In the 4th chapter of the Big Book of Alcoholics Anonymous, we are reminded that we ourselves had no solution to our alcoholic problem. At the bottom of page 44 and the top of page 55, it reads, “If a mere code of morals or a better philosophy of life were sufficient to overcome alcoholism, many of us would have recovered long ago. But we found that such codes and philosophies did not save us, no matter how much we tried. We could wish to be moral, we could wish to be philosophically comforted. In fact, we could will these things with all our might, but the needed power wasn’t there. Our human resources, as marshalled by the will, were not sufficient; they failed us utterly.

Because of this prideful hesitance to even consider the premise that a Power greater than themselves exists, many will undoubtedly succumb to the disease of alcoholism. Some will claim certain biases against the church, while others aren’t willing to separate the science from the Scientist. Whatever the excuse, therein lies a deep-seated fear that is veiled by faulty, illogical reasoning and false pride.

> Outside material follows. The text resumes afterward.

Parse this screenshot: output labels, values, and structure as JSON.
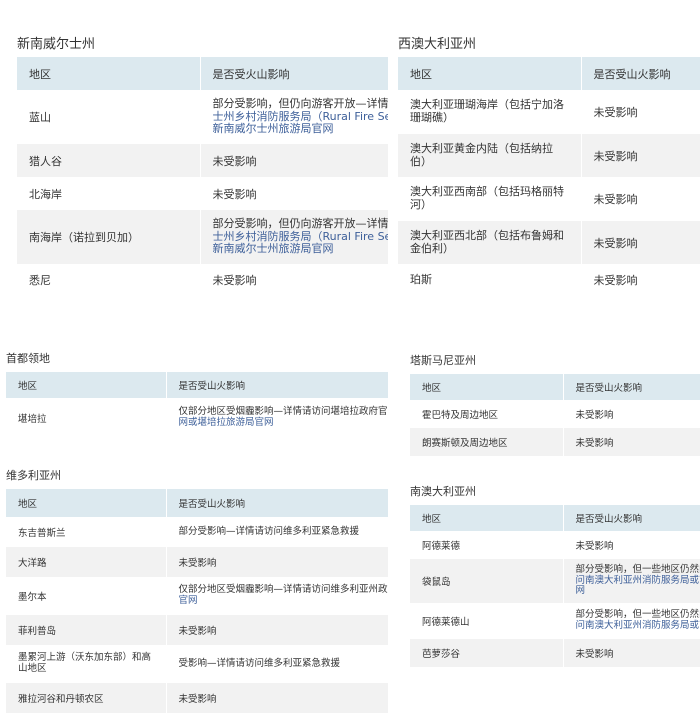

They would rather die than surrender. And sadly, many do.

But for those of us who are desperate enough to find some willingness to be openminded, we learn that we don’t have to eat the entire elephant with one huge bite. AA’s aren’t forced to write personal dissertations about their personal precepts of who they believe God to be, nor are they required to accept another’s conceptualization of Him. In fact, many of us who’ve spent considerable time in recovery have shifted our own perceptions and understandings of God as we began going through the life-changing steps of AA and helped others to do the same over the years.

Perhaps that’s it in a nutshell… our understanding of God, however expansive or narrow that understanding may be in the beginning, only gets broader and deeper as we diligently work each step and try to become kinder and more forgiving human beings. But it all starts with willingness.

Our understanding of God, or lack thereof, shouldn’t be a barrier to sobriety. After all – those of us who have enjoyed the peaceful joy of sobriety for many years have come to realize that our primary problem was never alcohol.

Our inability to relate to others on a spiritual level; that was our problem all along.